A vulnerability exists in the Linux kernel's handling of ACPI FPDT tables on certain Packard Bell Dot SC devices with Intel Atom N2600 processors. These tables may contain invalid physical addresses that exceed the CPU's supported range. When the kernel attempts to map these addresses using 'acpi_os_map_memory()', it triggers a warning and a stack trace due to the invalidity, leading to a system error. The issue arises because the physical addresses are not properly validated before being mapped, causing the kernel to crash.

Impact

Exploitation of this vulnerability leads to a kernel oops, which is a serious error that can cause a system crash or instability.

Reproduction

The vulnerability can be reproduced by booting a Packard Bell Dot SC device with an Intel Atom N2600 processor using a Linux kernel version that includes the vulnerable ACPI FPDT handling.
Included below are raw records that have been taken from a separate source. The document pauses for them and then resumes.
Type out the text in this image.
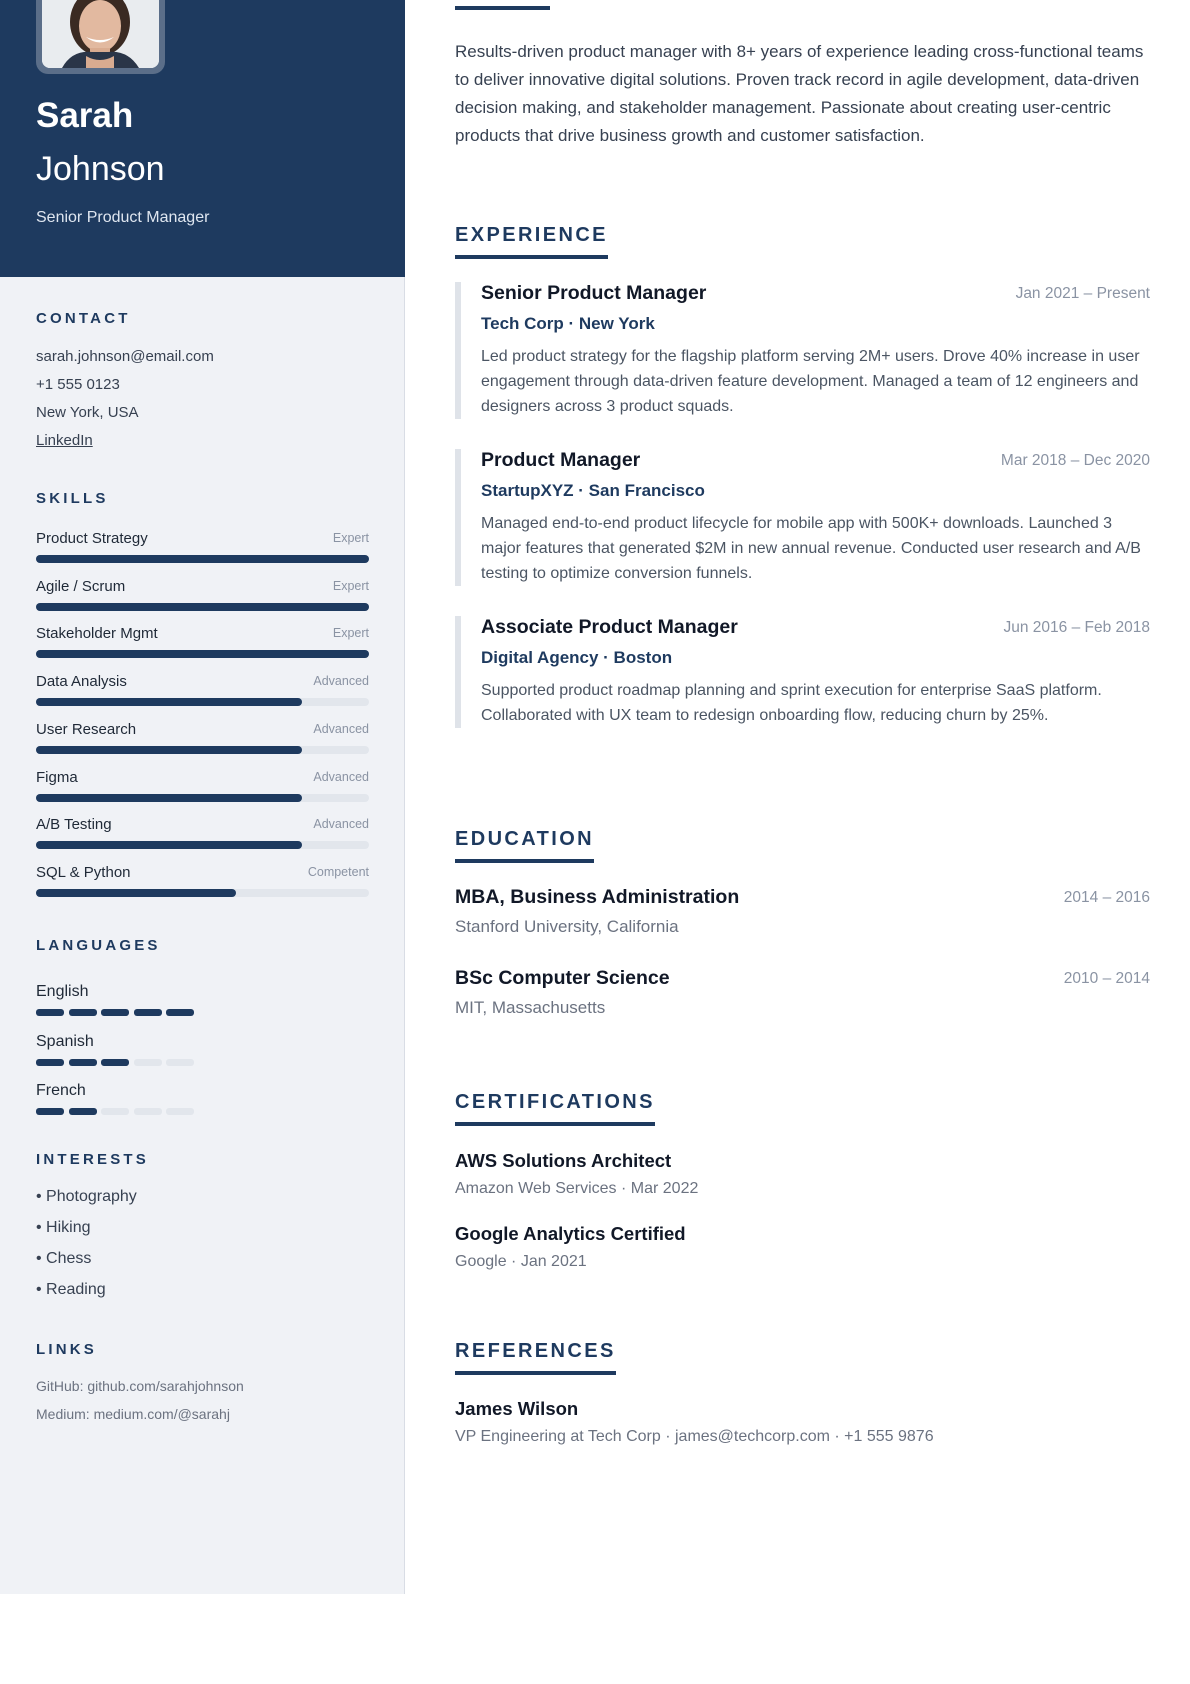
Sarah
Johnson
Senior Product Manager
CONTACT
sarah.johnson@email.com
+1 555 0123
New York, USA
LinkedIn
SKILLS
Product Strategy	Expert
Agile / Scrum	Expert
Stakeholder Mgmt	Expert
Data Analysis	Advanced
User Research	Advanced
Figma	Advanced
A/B Testing	Advanced
SQL & Python	Competent
LANGUAGES
English
Spanish
French
INTERESTS
• Photography
• Hiking
• Chess
• Reading
LINKS
GitHub: github.com/sarahjohnson
Medium: medium.com/@sarahj

Results-driven product manager with 8+ years of experience leading cross-functional teams to deliver innovative digital solutions. Proven track record in agile development, data-driven decision making, and stakeholder management. Passionate about creating user-centric products that drive business growth and customer satisfaction.

EXPERIENCE
Senior Product Manager	Jan 2021 – Present
Tech Corp · New York
Led product strategy for the flagship platform serving 2M+ users. Drove 40% increase in user engagement through data-driven feature development. Managed a team of 12 engineers and designers across 3 product squads.
Product Manager	Mar 2018 – Dec 2020
StartupXYZ · San Francisco
Managed end-to-end product lifecycle for mobile app with 500K+ downloads. Launched 3 major features that generated $2M in new annual revenue. Conducted user research and A/B testing to optimize conversion funnels.
Associate Product Manager	Jun 2016 – Feb 2018
Digital Agency · Boston
Supported product roadmap planning and sprint execution for enterprise SaaS platform. Collaborated with UX team to redesign onboarding flow, reducing churn by 25%.
EDUCATION
MBA, Business Administration	2014 – 2016
Stanford University, California
BSc Computer Science	2010 – 2014
MIT, Massachusetts
CERTIFICATIONS
AWS Solutions Architect
Amazon Web Services · Mar 2022
Google Analytics Certified
Google · Jan 2021
REFERENCES
James Wilson
VP Engineering at Tech Corp · james@techcorp.com · +1 555 9876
The kernel will attempt to map the invalid physical addresses, resulting in a WARN_ON message about the invalid address, followed by a kernel oops and a stack trace indicating the error.

Remediation

Users can upgrade to a patched version of the Linux kernel that includes the address validation fix. Instructions for downloading the latest stable kernel can be found on the official Linux kernel website.